In this way you will become able to carve with a free touch, giving the element of originality which adds so much to the value of the work. Practice thoroughly on simple forms, such as ivy or oak leaves, before attempting more involved designs.

Beginners generally use black walnut, but oak, pear and apple woods are all beautiful. Lime or linden wood can be cut easily and then stained to any color. Any wood can be stained a dark walnut stain. Take a common umber, or Vandyke brown powder, mix it with beer or strong coffee; coat your wood well with it; rub it off when dry and repeat the process. If you wish it darker add a little lamp black and spirits. Oak may be darkened by washing it with strong soda water. The dyes for wood sold in paint stores are also as a rule very satisfactory. A good ebonizing process is as follows: Wash the article first with a strong decoction of logwood. Give three or four coats of this wash, letting each one get thoroughly dry. Then wash it with vinegar in which steel or iron filings or scraps have been steeping for some days. When dry, put on thin shellac with a soft cloth, thus giving it the dull polish of ebony.

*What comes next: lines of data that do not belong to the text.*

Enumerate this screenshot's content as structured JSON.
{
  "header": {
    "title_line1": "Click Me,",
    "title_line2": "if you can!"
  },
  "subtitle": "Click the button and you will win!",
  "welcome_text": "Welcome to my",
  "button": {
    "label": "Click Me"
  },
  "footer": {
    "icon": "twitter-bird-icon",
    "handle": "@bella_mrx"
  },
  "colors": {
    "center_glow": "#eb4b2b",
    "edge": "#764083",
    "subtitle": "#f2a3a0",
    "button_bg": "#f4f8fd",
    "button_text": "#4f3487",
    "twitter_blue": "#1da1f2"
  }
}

When you first attempt foliage, get if possible a carved copy, or a plaster cast. Modelling the leaf in clay, leather, or papier maché will aid materially in learning to carve it. The hollows of the leaf should be very carefully cut away, or rather, to use Mr. Leland's words, "shaved away."

Intaglio carving, in which the design is sunk into the ground instead of standing out in relief, is an easy va-

Fig. 24.

Fig. 25.

riety of carving and is very useful in forming moulds for papier maché and leather work.

Carving in the round is an advance on carving in relief, which can be reached by the amateur if he takes heed to his ways and works up to it slowly.

Study good carving when possible. Real work will teach more than any amount of engraved designs. Figs. 24 and 25 are designs which may be used as borders or for frames, etc. The illustrations given in the chapter on Leather Work are also excellent patterns for carving.